Texas A&M was at lowly Missouri for its only game if the week.
Mizzou is going nowhere for the second straight season, now 5-5, 1-4 in the SEC.
It took a while for the No. 8 Aggies to get interested.
They allowed the Tigers to start 11-7.
Cierra Johnson grabbed a defensive rebound but fumbled it out of bounds.
Players were falling all over the floor, but not many fouls were called.
A&M hung in, down by five as the quarter waned. A&M hit a third of its shots in the quarter.
The Aggies need to shake off the rust, though Blair did not look concerned as they played down to their opponents’ level.
A Destiny Pitts 3 gave the Aggies its first lead, part of a 15-0 start to the quarter.
She then missed two straight.
There was an overall two-minute scoring drought. Missouri time out.
LaDazhia Williams made a jumper to break the Tiger scoring drought.
But Pitts hit a 3.
It was 38-30 (a 25-12 quarter) at the half.
They had allowed a six-point bailout -- two 3s in the final minute and a half.
Jones had eight points and nine rebounds at half. Cierra Johnson had 10 points.
Williams led Mizzou with eight. Alexis Moore was available for A&M, having missed four games due to injury, but Blair said she needed to earn back playing time.
Missouri was off ti a hot start in the third, but A&M recovered.
Blair ditched the suitcoat to start really coaching with as one-point lead.
Eight 3s vs. three for A&M kept it close.
The quarter vacillated to a 55-50 A&M lead. Jones got her program-best 36th double.
In the fourth, a Williams layup for the Tigers tied it at 60 with 4:30 left. Nobody could seize control.
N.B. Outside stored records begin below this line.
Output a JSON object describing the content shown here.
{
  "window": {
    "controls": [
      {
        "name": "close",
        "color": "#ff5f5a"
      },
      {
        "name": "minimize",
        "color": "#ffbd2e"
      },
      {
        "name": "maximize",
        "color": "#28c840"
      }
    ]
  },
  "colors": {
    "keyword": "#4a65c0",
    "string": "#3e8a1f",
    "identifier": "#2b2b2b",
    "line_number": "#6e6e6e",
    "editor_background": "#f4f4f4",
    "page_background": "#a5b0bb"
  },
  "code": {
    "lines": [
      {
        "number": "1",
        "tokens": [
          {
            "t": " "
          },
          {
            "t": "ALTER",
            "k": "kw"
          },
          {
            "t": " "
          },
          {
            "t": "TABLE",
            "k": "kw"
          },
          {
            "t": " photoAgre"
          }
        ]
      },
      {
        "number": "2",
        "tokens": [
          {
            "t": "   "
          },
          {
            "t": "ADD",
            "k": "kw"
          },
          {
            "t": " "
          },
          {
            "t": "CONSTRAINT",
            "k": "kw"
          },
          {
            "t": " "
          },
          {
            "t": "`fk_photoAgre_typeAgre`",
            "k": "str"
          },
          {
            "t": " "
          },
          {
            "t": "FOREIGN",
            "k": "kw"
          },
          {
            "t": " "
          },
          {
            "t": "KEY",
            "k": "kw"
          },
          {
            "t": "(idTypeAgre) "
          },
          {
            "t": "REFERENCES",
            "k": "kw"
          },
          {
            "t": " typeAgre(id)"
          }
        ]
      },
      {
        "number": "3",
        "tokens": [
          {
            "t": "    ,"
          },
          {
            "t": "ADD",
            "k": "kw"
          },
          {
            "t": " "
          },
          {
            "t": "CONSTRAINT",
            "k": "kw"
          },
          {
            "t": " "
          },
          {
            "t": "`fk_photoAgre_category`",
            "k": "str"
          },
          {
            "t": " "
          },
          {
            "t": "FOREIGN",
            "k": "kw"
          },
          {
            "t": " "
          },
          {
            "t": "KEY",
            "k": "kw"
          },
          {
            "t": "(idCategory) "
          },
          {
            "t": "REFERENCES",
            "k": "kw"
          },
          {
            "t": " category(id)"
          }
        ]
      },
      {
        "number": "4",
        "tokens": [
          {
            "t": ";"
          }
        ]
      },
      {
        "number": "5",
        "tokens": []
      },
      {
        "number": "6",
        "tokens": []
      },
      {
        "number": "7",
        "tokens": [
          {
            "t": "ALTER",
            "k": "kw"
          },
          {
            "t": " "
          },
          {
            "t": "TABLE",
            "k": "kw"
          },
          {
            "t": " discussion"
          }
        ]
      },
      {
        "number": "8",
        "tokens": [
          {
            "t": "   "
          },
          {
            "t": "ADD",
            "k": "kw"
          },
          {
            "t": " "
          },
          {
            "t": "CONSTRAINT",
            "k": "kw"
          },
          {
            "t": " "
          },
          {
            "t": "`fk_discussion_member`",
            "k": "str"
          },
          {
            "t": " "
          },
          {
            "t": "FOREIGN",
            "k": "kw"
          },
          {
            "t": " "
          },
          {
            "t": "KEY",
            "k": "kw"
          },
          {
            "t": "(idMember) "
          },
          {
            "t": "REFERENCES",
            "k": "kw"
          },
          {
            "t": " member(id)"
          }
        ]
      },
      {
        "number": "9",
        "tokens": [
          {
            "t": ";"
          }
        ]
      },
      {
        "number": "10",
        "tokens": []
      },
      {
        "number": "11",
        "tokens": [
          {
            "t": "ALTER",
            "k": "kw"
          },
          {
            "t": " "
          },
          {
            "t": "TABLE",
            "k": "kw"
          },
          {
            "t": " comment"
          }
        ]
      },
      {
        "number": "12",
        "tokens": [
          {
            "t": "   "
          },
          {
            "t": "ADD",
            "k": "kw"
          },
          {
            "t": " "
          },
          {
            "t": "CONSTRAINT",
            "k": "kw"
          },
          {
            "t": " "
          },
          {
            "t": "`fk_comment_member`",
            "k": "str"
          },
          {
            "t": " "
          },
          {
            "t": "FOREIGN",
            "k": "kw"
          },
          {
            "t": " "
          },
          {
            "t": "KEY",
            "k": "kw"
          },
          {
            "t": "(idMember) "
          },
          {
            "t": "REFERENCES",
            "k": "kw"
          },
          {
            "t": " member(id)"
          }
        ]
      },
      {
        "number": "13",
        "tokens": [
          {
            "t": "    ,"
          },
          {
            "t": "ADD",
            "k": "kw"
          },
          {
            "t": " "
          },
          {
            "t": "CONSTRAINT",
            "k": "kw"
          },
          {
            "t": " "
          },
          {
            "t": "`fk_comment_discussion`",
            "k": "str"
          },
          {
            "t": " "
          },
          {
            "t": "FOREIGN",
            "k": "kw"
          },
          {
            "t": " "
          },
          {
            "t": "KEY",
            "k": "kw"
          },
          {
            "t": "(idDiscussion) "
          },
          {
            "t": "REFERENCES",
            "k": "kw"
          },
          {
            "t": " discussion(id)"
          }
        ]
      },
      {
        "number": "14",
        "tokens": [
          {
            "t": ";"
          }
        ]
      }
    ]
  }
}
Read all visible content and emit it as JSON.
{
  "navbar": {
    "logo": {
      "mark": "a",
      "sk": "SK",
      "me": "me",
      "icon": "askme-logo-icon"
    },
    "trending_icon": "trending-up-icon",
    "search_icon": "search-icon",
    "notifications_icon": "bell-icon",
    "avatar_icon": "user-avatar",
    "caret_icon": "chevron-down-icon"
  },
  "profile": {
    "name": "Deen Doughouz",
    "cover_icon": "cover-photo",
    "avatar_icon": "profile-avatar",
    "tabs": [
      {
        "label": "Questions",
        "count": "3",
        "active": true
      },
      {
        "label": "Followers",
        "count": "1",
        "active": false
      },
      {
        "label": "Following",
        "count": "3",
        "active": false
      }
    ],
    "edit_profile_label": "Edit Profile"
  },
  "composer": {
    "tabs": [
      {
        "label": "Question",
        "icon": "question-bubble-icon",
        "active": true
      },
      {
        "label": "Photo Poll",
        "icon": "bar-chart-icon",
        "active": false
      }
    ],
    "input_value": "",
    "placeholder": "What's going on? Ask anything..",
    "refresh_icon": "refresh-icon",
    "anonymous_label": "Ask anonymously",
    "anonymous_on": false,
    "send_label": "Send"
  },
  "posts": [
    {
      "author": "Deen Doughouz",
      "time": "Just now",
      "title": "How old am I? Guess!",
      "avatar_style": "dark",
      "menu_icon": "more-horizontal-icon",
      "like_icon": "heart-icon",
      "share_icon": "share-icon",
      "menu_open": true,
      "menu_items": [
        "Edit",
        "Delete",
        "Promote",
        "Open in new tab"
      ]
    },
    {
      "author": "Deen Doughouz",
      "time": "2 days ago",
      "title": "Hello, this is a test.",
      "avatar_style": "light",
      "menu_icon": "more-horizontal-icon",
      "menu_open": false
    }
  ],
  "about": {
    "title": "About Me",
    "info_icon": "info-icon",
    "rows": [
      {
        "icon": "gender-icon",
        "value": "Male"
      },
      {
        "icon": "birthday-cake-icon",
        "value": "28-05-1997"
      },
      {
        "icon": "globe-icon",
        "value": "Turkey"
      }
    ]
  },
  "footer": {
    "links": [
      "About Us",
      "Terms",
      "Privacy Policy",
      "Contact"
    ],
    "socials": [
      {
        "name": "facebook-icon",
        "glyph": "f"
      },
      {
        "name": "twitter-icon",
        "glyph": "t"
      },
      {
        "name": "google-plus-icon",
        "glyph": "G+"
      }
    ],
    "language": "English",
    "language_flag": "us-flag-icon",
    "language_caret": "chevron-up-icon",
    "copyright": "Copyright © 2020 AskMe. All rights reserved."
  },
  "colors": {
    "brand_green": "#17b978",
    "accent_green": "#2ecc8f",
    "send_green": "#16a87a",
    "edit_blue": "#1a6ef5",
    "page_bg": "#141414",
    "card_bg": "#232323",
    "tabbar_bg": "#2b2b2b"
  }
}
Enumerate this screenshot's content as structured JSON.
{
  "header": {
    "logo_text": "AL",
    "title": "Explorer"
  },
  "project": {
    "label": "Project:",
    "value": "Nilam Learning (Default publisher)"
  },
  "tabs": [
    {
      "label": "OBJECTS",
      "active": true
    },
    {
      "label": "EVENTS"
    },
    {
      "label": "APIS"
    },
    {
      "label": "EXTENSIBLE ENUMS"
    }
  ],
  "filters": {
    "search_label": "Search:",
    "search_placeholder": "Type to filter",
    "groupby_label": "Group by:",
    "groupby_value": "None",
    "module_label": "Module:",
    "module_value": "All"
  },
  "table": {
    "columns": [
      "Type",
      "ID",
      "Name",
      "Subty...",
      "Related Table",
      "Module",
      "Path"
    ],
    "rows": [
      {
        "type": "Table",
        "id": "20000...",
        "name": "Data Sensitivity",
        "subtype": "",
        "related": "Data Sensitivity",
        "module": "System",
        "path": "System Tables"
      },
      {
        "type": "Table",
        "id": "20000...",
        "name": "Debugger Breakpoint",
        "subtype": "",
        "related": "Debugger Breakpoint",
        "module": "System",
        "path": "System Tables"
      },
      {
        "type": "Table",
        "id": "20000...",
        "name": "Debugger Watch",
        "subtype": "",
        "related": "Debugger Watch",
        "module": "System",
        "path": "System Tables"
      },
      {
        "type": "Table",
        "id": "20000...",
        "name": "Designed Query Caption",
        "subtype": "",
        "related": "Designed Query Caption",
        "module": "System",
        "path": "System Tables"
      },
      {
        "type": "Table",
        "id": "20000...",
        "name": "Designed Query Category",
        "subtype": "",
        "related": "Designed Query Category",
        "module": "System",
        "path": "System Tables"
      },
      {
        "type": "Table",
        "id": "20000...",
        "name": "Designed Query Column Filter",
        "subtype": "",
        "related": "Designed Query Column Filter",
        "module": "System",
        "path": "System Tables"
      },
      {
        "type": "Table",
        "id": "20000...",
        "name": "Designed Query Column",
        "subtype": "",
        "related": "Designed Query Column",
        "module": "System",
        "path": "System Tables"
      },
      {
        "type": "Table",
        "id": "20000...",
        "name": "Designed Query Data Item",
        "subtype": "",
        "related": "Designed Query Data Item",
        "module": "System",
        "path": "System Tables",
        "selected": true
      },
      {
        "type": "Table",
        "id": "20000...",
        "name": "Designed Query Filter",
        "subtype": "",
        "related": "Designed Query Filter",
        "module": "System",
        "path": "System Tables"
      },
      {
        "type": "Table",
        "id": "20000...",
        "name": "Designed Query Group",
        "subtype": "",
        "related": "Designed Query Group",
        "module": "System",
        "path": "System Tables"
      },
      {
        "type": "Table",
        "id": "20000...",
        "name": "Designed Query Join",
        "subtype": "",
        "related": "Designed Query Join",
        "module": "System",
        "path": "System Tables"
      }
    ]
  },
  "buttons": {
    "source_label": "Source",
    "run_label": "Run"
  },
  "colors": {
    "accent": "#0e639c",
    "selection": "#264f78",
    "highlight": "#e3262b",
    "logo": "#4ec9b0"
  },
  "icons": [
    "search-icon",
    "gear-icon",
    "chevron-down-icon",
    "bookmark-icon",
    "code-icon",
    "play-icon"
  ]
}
Jones and Johnson had 14 each for A&M.
Missouri drove for its first lead since the second quarter.
Blair put Jordan Nixon in to control the ball.
Kayla Wells tied it at 62 on a drive. Jones took her 16th rebound but fumbled it.
Wells scored off a feed by Nixon, then scored again Jones got another rebound with a two-point lead and a minute left.
In that final minute, Nixon’s four free throws were the only Aggie points. Wilson, a 69 percent free throw shooter, missed two.
Missouri’s failure to inbounds gave A&M the ball with five seconds left.
A&M won, 70-66.
Jones and Johnson each scored 14, Jones moved to second on the all-time program list with 922 rebounds.
At one point, she had three straight rebounds on one possession. Williams scored 20 for Arkansas, eight above her average. Two others were held below their averages.
“It’s hard to feel like a winner, but they just didn’t make a play,” Blair said. “We only had nine turnovers to their 16. We made some mistakes Sometimes, you got to learn how to win ugly, especially on the road.
“When you’re not on, just take the ball inside. You have got to have a little street ball in you. We have no excuses. We are not pleased, the players are not pleased.”
The 14 wins lead the nation.
Coach Robin Pingeton is closing in on the end of her Tiger career.
A&M’s next game, at Auburn, is equally winnable, then they’re home for Georgia.
Mississippi State: They somehow dropped two spots, to No. 21 with a week off, anticipating South Carolina’s visit this week.